# Réinitialisation mot de passe admin



## Nicoco56130 (6 Août 2014)

Bonjour,
je suis nouveau sur le forum mais j'ai cherché pendant une semaine dans tout sorte de forum sans trouver.

Voilà mon problème :
J'ai récupéré un iMac utilisé par une société, je l'ai vidé et me suis créé un compte admin après avoir supprimé tous les autres. Lorsque j'ai voulu le rallumer il m'as refusé mon mot de passe :mouais: . J'ai récupéré les disques mais lorsque je suis dans l'utilitaire puis réinitialisation du mot de passe, il ne m'affiche que le CD/DVD alors qu'il devrait m'afficher le disque dur.

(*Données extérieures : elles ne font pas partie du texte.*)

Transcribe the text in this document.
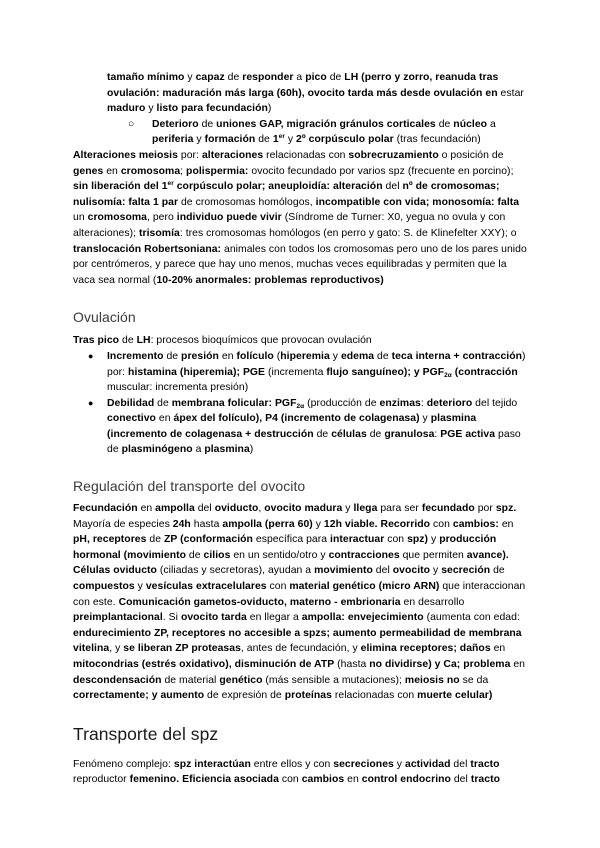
tamaño mínimo y capaz de responder a pico de LH (perro y zorro, reanuda tras ovulación: maduración más larga (60h), ovocito tarda más desde ovulación en estar maduro y listo para fecundación)

○ Deterioro de uniones GAP, migración gránulos corticales de núcleo a periferia y formación de 1er y 2º corpúsculo polar (tras fecundación)

Alteraciones meiosis por: alteraciones relacionadas con sobrecruzamiento o posición de genes en cromosoma; polispermia: ovocito fecundado por varios spz (frecuente en porcino); sin liberación del 1er corpúsculo polar; aneuploidía: alteración del nº de cromosomas; nulisomía: falta 1 par de cromosomas homólogos, incompatible con vida; monosomía: falta un cromosoma, pero individuo puede vivir (Síndrome de Turner: X0, yegua no ovula y con alteraciones); trisomía: tres cromosomas homólogos (en perro y gato: S. de Klinefelter XXY); o translocación Robertsoniana: animales con todos los cromosomas pero uno de los pares unido por centrómeros, y parece que hay uno menos, muchas veces equilibradas y permiten que la vaca sea normal (10-20% anormales: problemas reproductivos)

Ovulación

Tras pico de LH: procesos bioquímicos que provocan ovulación

● Incremento de presión en folículo (hiperemia y edema de teca interna + contracción) por: histamina (hiperemia); PGE (incrementa flujo sanguíneo); y $PGF_{2\alpha}$ (contracción muscular: incrementa presión)
● Debilidad de membrana folicular: $PGF_{2\alpha}$ (producción de enzimas: deterioro del tejido conectivo en ápex del folículo), P4 (incremento de colagenasa) y plasmina (incremento de colagenasa + destrucción de células de granulosa: PGE activa paso de plasminógeno a plasmina)
Regulación del transporte del ovocito

Fecundación en ampolla del oviducto, ovocito madura y llega para ser fecundado por spz. Mayoría de especies 24h hasta ampolla (perra 60) y 12h viable. Recorrido con cambios: en pH, receptores de ZP (conformación específica para interactuar con spz) y producción hormonal (movimiento de cilios en un sentido/otro y contracciones que permiten avance). Células oviducto (ciliadas y secretoras), ayudan a movimiento del ovocito y secreción de compuestos y vesículas extracelulares con material genético (micro ARN) que interaccionan con este. Comunicación gametos-oviducto, materno - embrionaria en desarrollo preimplantacional. Si ovocito tarda en llegar a ampolla: envejecimiento (aumenta con edad: endurecimiento ZP, receptores no accesible a spzs; aumento permeabilidad de membrana vitelina, y se liberan ZP proteasas, antes de fecundación, y elimina receptores; daños en mitocondrias (estrés oxidativo), disminución de ATP (hasta no dividirse) y Ca; problema en descondensación de material genético (más sensible a mutaciones); meiosis no se da correctamente; y aumento de expresión de proteínas relacionadas con muerte celular)

Transporte del spz

Fenómeno complejo: spz interactúan entre ellos y con secreciones y actividad del tracto reproductor femenino. Eficiencia asociada con cambios en control endocrino del tracto
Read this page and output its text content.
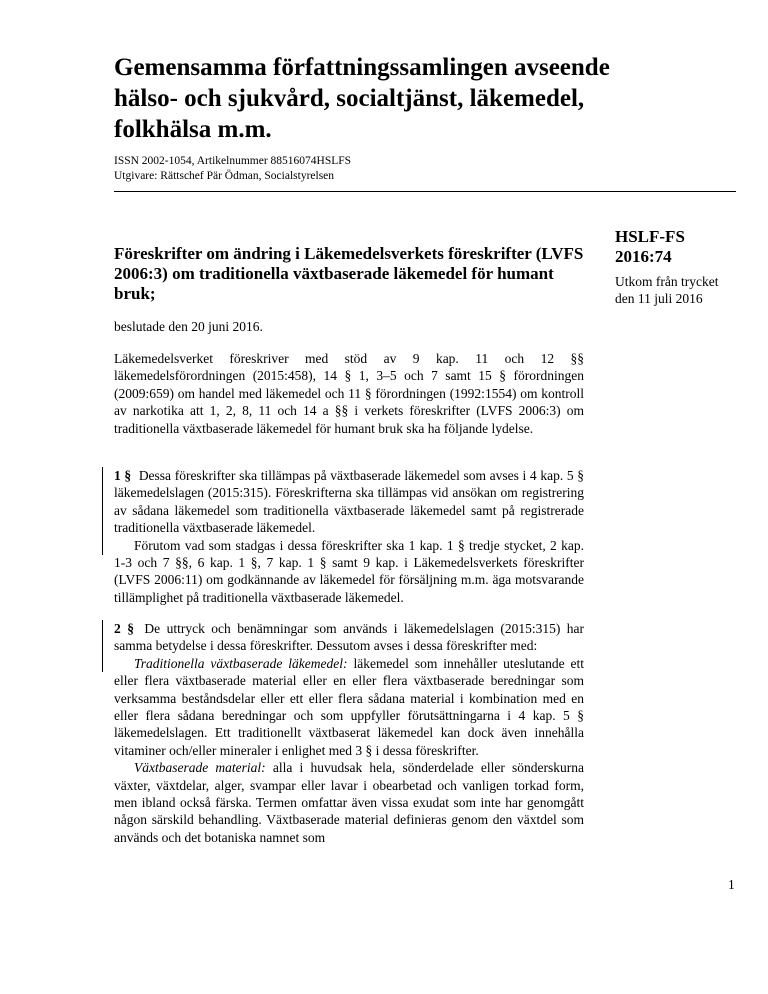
Gemensamma författningssamlingen avseende hälso- och sjukvård, socialtjänst, läkemedel, folkhälsa m.m.
ISSN 2002-1054, Artikelnummer 88516074HSLFS
Utgivare: Rättschef Pär Ödman, Socialstyrelsen
Föreskrifter om ändring i Läkemedelsverkets föreskrifter (LVFS 2006:3) om traditionella växtbaserade läkemedel för humant bruk;
HSLF-FS
2016:74
Utkom från trycket
den 11 juli 2016

beslutade den 20 juni 2016.

Läkemedelsverket föreskriver med stöd av 9 kap. 11 och 12 §§ läkemedelsförordningen (2015:458), 14 § 1, 3–5 och 7 samt 15 § förordningen (2009:659) om handel med läkemedel och 11 § förordningen (1992:1554) om kontroll av narkotika att 1, 2, 8, 11 och 14 a §§ i verkets föreskrifter (LVFS 2006:3) om traditionella växtbaserade läkemedel för humant bruk ska ha följande lydelse.

1 § Dessa föreskrifter ska tillämpas på växtbaserade läkemedel som avses i 4 kap. 5 § läkemedelslagen (2015:315). Föreskrifterna ska tillämpas vid ansökan om registrering av sådana läkemedel som traditionella växtbaserade läkemedel samt på registrerade traditionella växtbaserade läkemedel.

Förutom vad som stadgas i dessa föreskrifter ska 1 kap. 1 § tredje stycket, 2 kap. 1-3 och 7 §§, 6 kap. 1 §, 7 kap. 1 § samt 9 kap. i Läkemedelsverkets föreskrifter (LVFS 2006:11) om godkännande av läkemedel för försäljning m.m. äga motsvarande tillämplighet på traditionella växtbaserade läkemedel.

2 § De uttryck och benämningar som används i läkemedelslagen (2015:315) har samma betydelse i dessa föreskrifter. Dessutom avses i dessa föreskrifter med:

Traditionella växtbaserade läkemedel: läkemedel som innehåller uteslutande ett eller flera växtbaserade material eller en eller flera växtbaserade beredningar som verksamma beståndsdelar eller ett eller flera sådana material i kombination med en eller flera sådana beredningar och som uppfyller förutsättningarna i 4 kap. 5 § läkemedelslagen. Ett traditionellt växtbaserat läkemedel kan dock även innehålla vitaminer och/eller mineraler i enlighet med 3 § i dessa föreskrifter.

Växtbaserade material: alla i huvudsak hela, sönderdelade eller sönderskurna växter, växtdelar, alger, svampar eller lavar i obearbetad och vanligen torkad form, men ibland också färska. Termen omfattar även vissa exudat som inte har genomgått någon särskild behandling. Växtbaserade material definieras genom den växtdel som används och det botaniska namnet som

1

J'ai également essayé avec le Terminal en tapant "resetpassword" mais là non plus ça ne marche pas.

Je précise que le iMac est en Tiger.

Merci pour toutes vos réponses.


----------



## pascalformac (6 Août 2014)

bienvenue
cette section est pour les bugs DU forum ( c'est une sous section comme tu lez vois en haut)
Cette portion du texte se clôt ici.